The move comes at a time when IBM has been reporting consecutive losses in its quarterly revenues. Fourth-quarter net income from continuing operations was $4.5 billion compared with $5.5 billion in the fourth quarter of 2014, down 19 percent. Operating (non-GAAP) net income was $4.7 billion compared with $5.8 billion in the fourth quarter of 2014, down 19 percent. Cloud and data analytics have been verticals that narrowed its losses. In 2015, the company’s “strategic imperatives” of cloud, analytics, mobile, social and security grew 26 percent to $29 billion and now represent 35 percent of its total revenue.
The new hybrid cloud services can be deployed across multiple cloud providers and are based on open source technologies, open ecosystems that include company and third-party data, and open architectures that allows data to easily flow amongst the different services.
Open for Data
The company alongside announced a new positioning for its cloud and data services: “Open for Data”. Derek Schoettle, General Manager, IBM Analytics Platform and Cloud Data Services, IBM, wrote on his blog:
“Data has rapidly become the most valuable currency in today’s enterprise. Data is the common thread that binds every function—from the CIO to the road warrior—enabling them to achieve more in a day than would have been possible in a week, just a few years ago.
“In short, we’re all in the data business. But with these new opportunities come a new set of challenges; namely, how do we harness this new natural resource (data) in a way that makes our lives easier, more efficient and more productive? How do we find the signal—the data insight—that will give our business the edge it needs?
Announcing the new positioning, he further wrote:
“Today, IBM Cloud Data Services is announcing that we’re officially open for data. Consider us the store that never closes—up and running 24/7, enabling you to do more with your data, with fewer resources (#sleepMore). Our new range of cloud-based tools is designed squarely to address not only the challenges of the modern enterprise, but also the new breed of data handlers driving the enterprise forward. These offerings build on IBM’s significant investment in open-source technologies such as Apache Spark, and further our commitment to bringing the benefits of open-source architecture to enterprises worldwide.”

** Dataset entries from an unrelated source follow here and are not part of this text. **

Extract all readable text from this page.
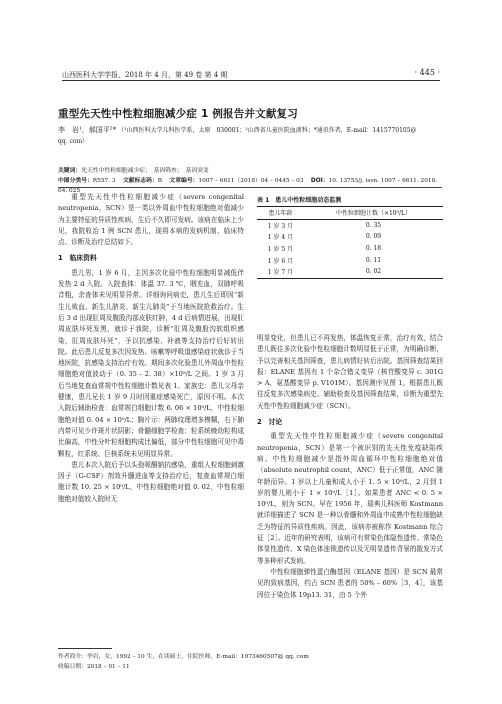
山西医科大学学报，2018 年 4 月，第 49 卷 第 4 期	· 445 ·
重型先天性中性粒细胞减少症 1 例报告并文献复习
李　岩¹，郝国平²* （¹山西医科大学儿科医学系，太原　030001；²山西省儿童医院血液科；*通讯作者，E-mail：1415770105@
qq. com）
关键词：先天性中性粒细胞减少症；　基因筛查；　基因突变
中图分类号：R557. 3 文献标志码：B 文章编号：1007 – 6611（2018）04 – 0445 – 03 DOI：10. 13753/j. issn. 1007 – 6611. 2018. 04. 025

重型先天性中性粒细胞减少症（severe congenital neutropenia，SCN）是一类以外周血中性粒细胞绝对值减少为主要特征的异质性疾病，生后不久即可发病。该病在临床上少见，我院收治 1 例 SCN 患儿，现将本病的发病机制、临床特点、诊断及治疗总结如下。

1　临床资料

患儿男，1 岁 6 月，主因多次化验中性粒细胞明显减低伴发热 2 d 入院。入院查体：体温 37. 3 ℃，咽充血，双肺呼吸音粗，余查体未见明显异常。详细询问病史，患儿生后即因“新生儿败血、新生儿脐炎、新生儿肺炎”于当地医院抢救治疗。生后 3 d 出现肛周及腹股沟部皮肤红肿，4 d 后病情进展，出现肛周皮肤坏死发黑，就诊于我院，诊断“肛周及腹股沟软组织感染，肛周皮肤坏死”，予以抗感染、补液等支持治疗后好转出院。此后患儿反复多次因发热、咳嗽等呼吸道感染症状就诊于当地医院，抗感染支持治疗有效。期间多次化验患儿外周血中性粒细胞绝对值波动于（0. 35 – 2. 38）×10⁹/L 之间。1 岁 3 月后当地复查血常规中性粒细胞计数见表 1。家族史：患儿父母亲健康，患儿兄长 1 岁 9 月时因重症感染死亡，原因不明。本次入院后辅助检查：血常规白细胞计数 6. 06 × 10⁹/L，中性粒细胞绝对值 0. 04 × 10⁹/L；胸片示：两肺纹理增多模糊，右下肺内带可见少许斑片状阴影；骨髓细胞学检查：粒系统晚幼粒构成比偏高，中性分叶粒细胞构成比偏低，部分中性粒细胞可见中毒颗粒，红系统、巨核系统未见明显异常。

患儿本次入院后予以头孢哌酮钠抗感染，重组人粒细胞刺激因子（G-CSF）剂效升髓进血等支持治疗后，复查血常规白细胞计数 10. 25 × 10⁹/L，中性粒细胞绝对值 0. 02，中性粒细胞绝对值较入院时无

表 1　患儿中性粒细胞动态监测
患儿年龄	中性粒细胞计数（×10⁹/L）
1 岁 3 月	0. 35
1 岁 4 月	0. 09
1 岁 5 月	0. 18
1 岁 6 月	0. 11
1 岁 7 月	0. 02

明显变化，但患儿已不再发热，体温恢复正常，治疗有效，结合患儿既往多次化验中性粒细胞计数明显低于正常，为明确诊断，予以完善相关基因筛查，患儿病情好转后出院。基因筛查结果回报：ELANE 基因有 1 个杂合错义变异（核苷酸变异 c. 301G > A，氨基酸变异 p. V101M）。基因测序见图 1。根据患儿既往反复多次感染病史、辅助检查及基因筛查结果，诊断为重型先天性中性粒细胞减少症（SCN）。

2　讨论

重型先天性中性粒细胞减少症（severe congenital neutropenia，SCN）是第一个被识别的先天性免疫缺陷疾病。中性粒细胞减少是指外周血循环中性粒细胞绝对值（absolute neutrophil count，ANC）低于正常值，ANC 随年龄而异。1 岁以上儿童和成人小于 1. 5 × 10⁹/L，2 月到 1 岁的婴儿则小于 1 × 10⁹/L［1］。如果患者 ANC < 0. 5 × 10⁹/L，则为 SCN。早在 1956 年，瑞典儿科医师 Kostmann 就详细描述了 SCN 是一种以骨髓和外周血中成熟中性粒细胞缺乏为特征的异质性疾病。因此，该病亦被称作 Kostmann 综合征［2］。近年的研究表明，该病可有常染色体隐性遗传、常染色体显性遗传、X 染色体连锁遗传以及无明显遗传背景的散发方式等多种形式发病。

中性粒细胞弹性蛋白酶基因（ELANE 基因）是 SCN 最常见的致病基因，约占 SCN 患者的 50% – 60%［3，4］，该基因位于染色体 19p13. 31，由 5 个外

作者简介：李岩，女，1992 – 10 生，在读硕士，住院医师，E-mail：1973460507@ qq. com
收稿日期：2018 – 01 – 11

IBM aims at inventing and re-inventing digital experience for users by customization and modelling of the already existing Cloud services. IT architects can benefit the most, claims the organization.
Besides the 25 new services, IBM also announced four new products:
IBM Compose Enterprise: It is a platform designed to help development teams build modern, web-scale apps faster by enabling them to install business-ready open source databases in minutes on their own dedicated cloud servers.
IBM Graph: It is a graph database service built on Apache TinkerPop for business-ready apps with real-time recommendations, fraud detection, IoT and network analysis uses. IBM Graph helps remove the complexities traditionally associated with moving data from existing databases to graph architectures.
IBM Predictive Analytics: It is a service that allows developers to easily self-build machine learning models from a broad library into applications. This is useful, as it delivers product use case predictions without needing the assistance of a data analyst.
IBM Analytics Exchange: It is an open data exchange that includes a catalogue of more than 150 publicly available datasets that can be used for analysis or integrated into applications.
On a shopping spree
By using IBM’s Watson functionality, coder communities can tap into IBM Cloud Data Services to openly and freely move data in, across and out of the services on open source ecosystems. Ginni Rometty, Chairman, President and CEO, IBM, said in a statement announcing the fourth quarter results, “We strengthened our existing portfolio while investing aggressively in new opportunities like Watson Health, Watson Internet of Things and hybrid cloud. As we transform to a cognitive solutions and cloud platform company, we are well positioned to continue delivering greater value to our clients and returning capital to our shareholders.”
IBM has been on a buying spree lately. It recently, acquired cloud-based video services provider, Clearleap, and computing system, Merge Healthcare. The Merge Healthcare transaction cost a handsome deal of $1 billion, but for this sum IBM got a cognitive computing system, named Watson.
IBM alongside announcing the new services, also released new bundled datasets made possible by the recent acquisition of The Weather Company’s product and technology businesses. The “unique and proprietary data” will be customized for specific industries, enabling customers to glean true business insight from decades of data that The Weather Company and IBM have amassed. For example, these data packages can help insurers alert policyholders ahead of hail storms, help utility companies forecast demand and help identify likely service outages, or empower retailers to optimize operations ahead of weather changes.
“These new tools and services have all been developed with one goal in mind: to help you get more out of your data, no matter where it comes from or how you access it. As we move into even more data-rich environments, from the Internet of Things to the connected enterprise, data will no longer neatly fit into traditional buckets—the tools we use to interact with them cannot either,” Schoettle concludes on his blog.